Liberdade de imprensa exige emergência mediática
Além da necessidade de haver retornos do uso da produção jornalística, impõe-se a declaração do “estado de emergência mediática”. A saúde da cidadania impõe-na, a exemplo das emergências sanitária e ambiental.
Está a celebrar-se o bicentenário da liberdade de imprensa. E a saúde dos média vive hoje uma crise que justifica medidas especiais.
Na 1.ª lei da liberdade de imprensa (12.07.1821), os liberais liquidaram a censura prévia. Mas foi sol de pouca dura. Os golpes absolutistas, a partir da Abrilada (1823), reintroduziram a censura prévia e pouco depois (março 1824) revogaram a lei pioneira.
A partir daí houve altos e baixos na nossa história da imprensa. E foi preciso chegarmos ao 25 de Abril (1974) para se respirar, sem censuras estatais, o período mais longo de vida (democrática) do país.
Hoje, o estrangulamento não está nas leis, está no mercado. O pulsar do mercado – palavra que esconde a cidadania –, subjugado às regras da desregulação dos potentados tecnológicos, está a afetar as empresas mediáticas. Em Portugal e um pouco por todo o mundo. Sobretudo a “imprensa livre” (não estatal) tem sofrido fortes revezes associados à pressão, ou subversão, de populismos associados à desinformação nas’ redes’. Esta desinformação (fake news) polui o espaço público e afeta o uso da informação credível. Um estudo recente da ONG Reporters Sans Frontières (RSF) mostra uma preocupante desconfiança pública em relação aos jornalistas. Desconfiar dos jornalistas para confiar em vendedores de ‘fake news’ (caso Trump) é um tremendo risco para a democracia.
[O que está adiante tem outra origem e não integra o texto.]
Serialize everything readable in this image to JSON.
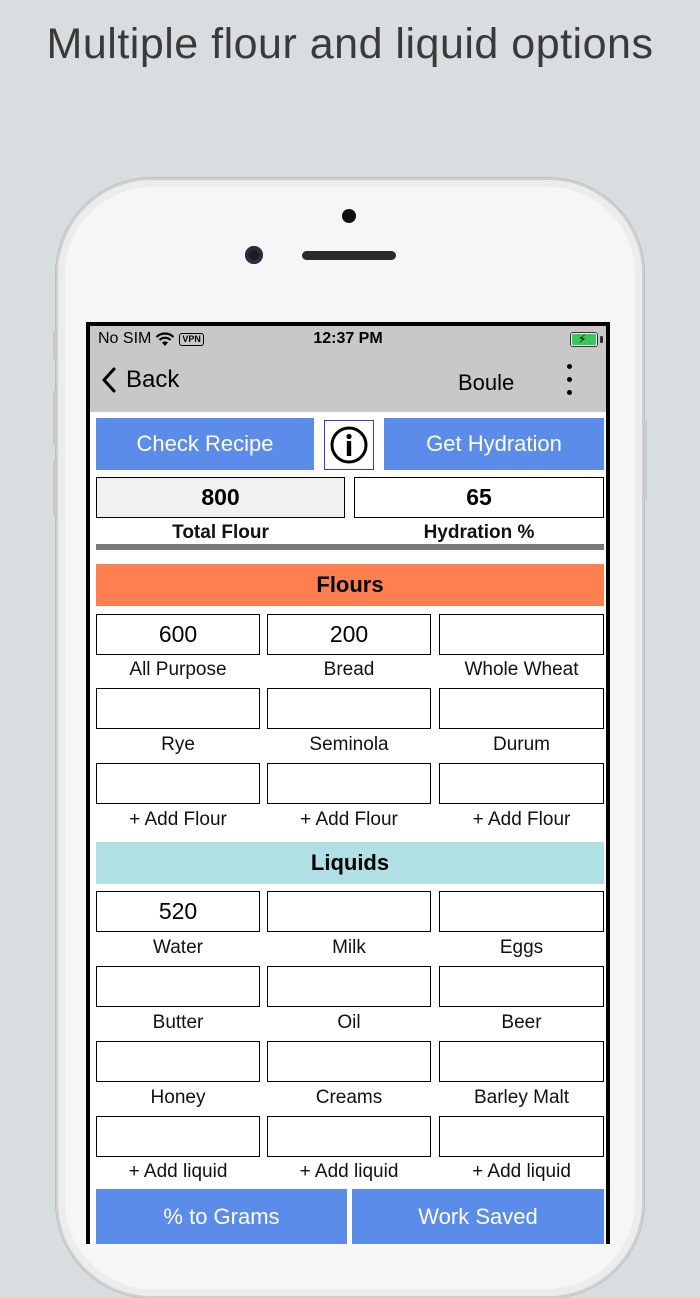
{
  "headline": "Multiple flour and liquid options",
  "status": {
    "carrier": "No SIM",
    "vpn": "VPN",
    "time": "12:37 PM"
  },
  "nav": {
    "back_label": "Back",
    "title": "Boule"
  },
  "actions": {
    "check_recipe": "Check Recipe",
    "get_hydration": "Get Hydration"
  },
  "summary": {
    "total_flour_value": "800",
    "total_flour_label": "Total Flour",
    "hydration_value": "65",
    "hydration_label": "Hydration %"
  },
  "flours": {
    "header": "Flours",
    "items": [
      {
        "value": "600",
        "label": "All Purpose"
      },
      {
        "value": "200",
        "label": "Bread"
      },
      {
        "value": "",
        "label": "Whole Wheat"
      },
      {
        "value": "",
        "label": "Rye"
      },
      {
        "value": "",
        "label": "Seminola"
      },
      {
        "value": "",
        "label": "Durum"
      },
      {
        "value": "",
        "label": "+ Add Flour"
      },
      {
        "value": "",
        "label": "+ Add Flour"
      },
      {
        "value": "",
        "label": "+ Add Flour"
      }
    ]
  },
  "liquids": {
    "header": "Liquids",
    "items": [
      {
        "value": "520",
        "label": "Water"
      },
      {
        "value": "",
        "label": "Milk"
      },
      {
        "value": "",
        "label": "Eggs"
      },
      {
        "value": "",
        "label": "Butter"
      },
      {
        "value": "",
        "label": "Oil"
      },
      {
        "value": "",
        "label": "Beer"
      },
      {
        "value": "",
        "label": "Honey"
      },
      {
        "value": "",
        "label": "Creams"
      },
      {
        "value": "",
        "label": "Barley Malt"
      },
      {
        "value": "",
        "label": "+ Add liquid"
      },
      {
        "value": "",
        "label": "+ Add liquid"
      },
      {
        "value": "",
        "label": "+ Add liquid"
      }
    ]
  },
  "footer": {
    "percent_to_grams": "% to Grams",
    "work_saved": "Work Saved"
  },
  "colors": {
    "accent_blue": "#5b8ce9",
    "flours_header": "#ff7f50",
    "liquids_header": "#b0e0e6"
  }
}
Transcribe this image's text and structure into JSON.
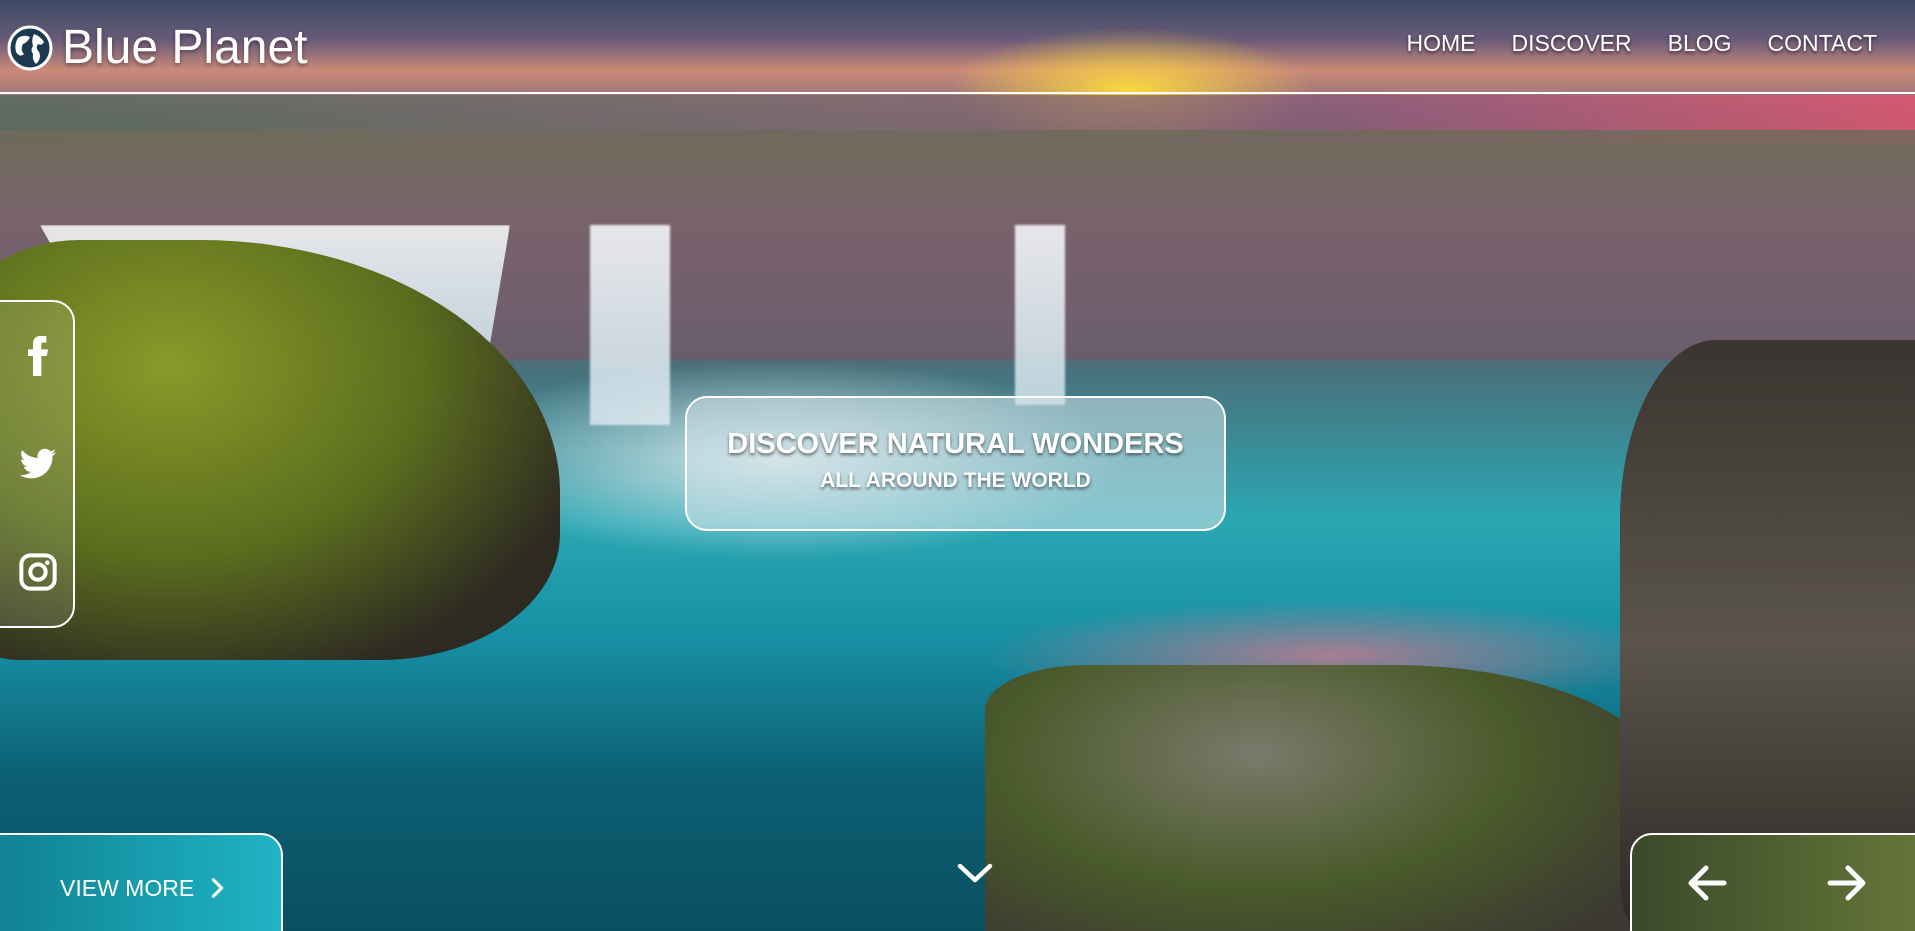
{
  "site": {
    "name": "Blue Planet"
  },
  "nav": {
    "items": [
      "HOME",
      "DISCOVER",
      "BLOG",
      "CONTACT"
    ]
  },
  "hero": {
    "title": "DISCOVER NATURAL WONDERS",
    "subtitle": "ALL AROUND THE WORLD"
  },
  "cta": {
    "label": "VIEW MORE"
  },
  "icons": {
    "logo": "globe-icon",
    "social": [
      "facebook-icon",
      "twitter-icon",
      "instagram-icon"
    ],
    "cta": "chevron-right-icon",
    "scroll": "chevron-down-icon",
    "slider_prev": "arrow-left-icon",
    "slider_next": "arrow-right-icon"
  },
  "colors": {
    "text": "#ffffff",
    "border": "#ffffff"
  }
}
Vive-se hoje uma crise de excesso de informação, com a ‘galáxia digital’ a impor-se sobre os média tradicionais. No meio de crises (papel e publicidade), a passagem para o jornalismo digital está longe de satisfazer às necessidades económicas do setor. As empresas jornalísticas precisam de suportes diferentes das de outros ramos. Porquê? Porque desempenham um papel fundamental na sustentabilidade da democracia. Porque são uma necessidade básica da vida, tal como os serviços de saúde e a defesa ambiental.
A liberdade de imprensa impõe-se como necessidade basilar da cidadania. Essencial para a participação dos cidadãos na vida social, cultural, económica e política. Victor Hugo dizia que a imprensa é a locomotiva do progresso. Hoje sê-lo-ão os média em geral.
A cidadania precisa da saúde da imprensa. Apesar de ter aumentado, com a pandemia, a necessidade de informação, os média têm perdido influência em favor da informação avulsa e gratuita que circula na ‘ágora global‘.
Impõem-se medidas, à escala europeia, para conter a ‘extorsão’ da informação jornalística feita pelos ‘gigantes tec’ como Google, Facebook, Amazon, Apple e Yahoo. A UE tem estado preocupada, e bem, com a desinformação (a polémica “carta dos direitos humanos da era digital” surge daí), mas não se vê que queira travar a ‘extorsão’ feita pelos gigantes.
A desregulação só serve os gigantes e os paraísos fiscais. E o problema é grave. Como o sentiu a Austrália, combatendo o abuso. Apesar das ameaças, as autoridades australianas vergaram os gigantes, para bem da imprensa.
Além da necessidade de haver retornos do uso da produção jornalística, impõe-se a declaração do “estado de emergência mediática”. A saúde da cidadania impõe-na, a exemplo das emergências sanitária e ambiental. A informação jornalística constitui uma pedra angular da democracia. Enquanto não há um modelo de negócio digital sustentado para o setor e enquanto os ‘gigantes tec’ continuam sem lei nem roque, a emergência mediática é uma questão de sobrevivência das democracias. Cabe ao poder político e às instituições cívicas definir o âmbito desta emergência mediática. Algumas das medidas poderiam ser:
- defesa da Declaração Universal dos Direitos Humanos como carta magna da produção jornalística;
- apoios especiais (da bazuca) às empresas de média para o jornalismo investigativo, rigoroso e plural;
- (re)lançamento nas escolas (a partir do 2.º ciclo) da campanha Ler Jornais é Saber Mais, com apoios estatais;
- regulação do uso da informação jornalística pelos ‘gigantes tec’.
Neste tempo de celebração bicentenária, a liberdade de imprensa passa claramente pela emergência mediática.